Aramit Cement, a Z-category stock, saw its losses widen about 80 per cent from a year earlier, while MI Cement’s profit dropped 11 per cent in the first quarter of the 2020-21 financial year.
“Our business suffered terribly in the first six months of 2020 and many fell into trouble,” said Md Alamgir Kabir, president of the Bangladesh Cement Manufacturers Association (BCMA).
The sector had witnessed degrowth of about 13 per cent in the first five months of 2020, according to data compiled by the industry.
With the reopening of the economy on May 30, the sector’s business recovered to some extent but it did not return to pre-pandemic levels.
The demand for cement in the local market is returning thanks to the various mega projects of the government and the spike in remittance inflows, said Md Shahidullah, vice-president of the BCMA.
Last year, $21.9 billion of remittance flew in, which is the highest yet, according to data from the Bangladesh Bank.
“If the situation stays this way, we are hoping our business will return by the first quarter of 2021,” Kabir said.
Subsequently, the cement manufacturers last month requested the BB to extend the ongoing moratorium period on the payment of loan instalments by another six months as a cushion to fight the economic fallout of the pandemic.
“Global economies are passing through recession due to the unprecedented impacts of the pandemic and Bangladesh’s economy is also hit hard. But we do not know when it will be over,” said the letter dated December 22 and was signed by Kabir.
The BB had previously introduced a loan moratorium facility for borrowers to save them from becoming defaulters due to non-payment of instalments.
The ongoing moratorium facility, which is set to expire on December 31, helped the sector to turn around.

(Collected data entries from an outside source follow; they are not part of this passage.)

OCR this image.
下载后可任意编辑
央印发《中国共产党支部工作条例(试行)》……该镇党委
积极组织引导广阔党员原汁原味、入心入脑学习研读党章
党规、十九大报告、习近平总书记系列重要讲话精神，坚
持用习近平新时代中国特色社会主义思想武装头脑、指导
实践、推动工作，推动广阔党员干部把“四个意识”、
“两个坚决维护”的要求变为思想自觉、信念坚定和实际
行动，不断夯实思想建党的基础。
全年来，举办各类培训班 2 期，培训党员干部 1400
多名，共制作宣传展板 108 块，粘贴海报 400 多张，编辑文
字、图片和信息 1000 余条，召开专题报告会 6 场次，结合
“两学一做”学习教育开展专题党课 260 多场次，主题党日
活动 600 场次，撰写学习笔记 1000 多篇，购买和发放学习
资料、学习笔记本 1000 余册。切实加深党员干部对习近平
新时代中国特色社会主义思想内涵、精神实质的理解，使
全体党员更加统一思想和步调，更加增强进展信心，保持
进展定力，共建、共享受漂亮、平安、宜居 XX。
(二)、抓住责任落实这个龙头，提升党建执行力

“The sector is trying to bounce back but the facility will expire later this year. In the given context and considering the present status of the economy and trade, we are urging for an extension of the facility until June 2021.”
If extended, the industry, as well as the economy, could strongly recover from the pandemic's fallout, said the letter dated December 22.
Meanwhile, the cement manufacturers claimed that the non-bank financial institutions are charging 13 to 15 per cent interest on lending, which increased their cost of doing business.
“The high-interest rate is leaving the entrepreneurs at risk and hindering economic growth. Unless the interest rate is reduced, we would not remain competitive in business.”
Subsequently, they called for the implementation of a 9 per cent lending rate for the NBFIs too.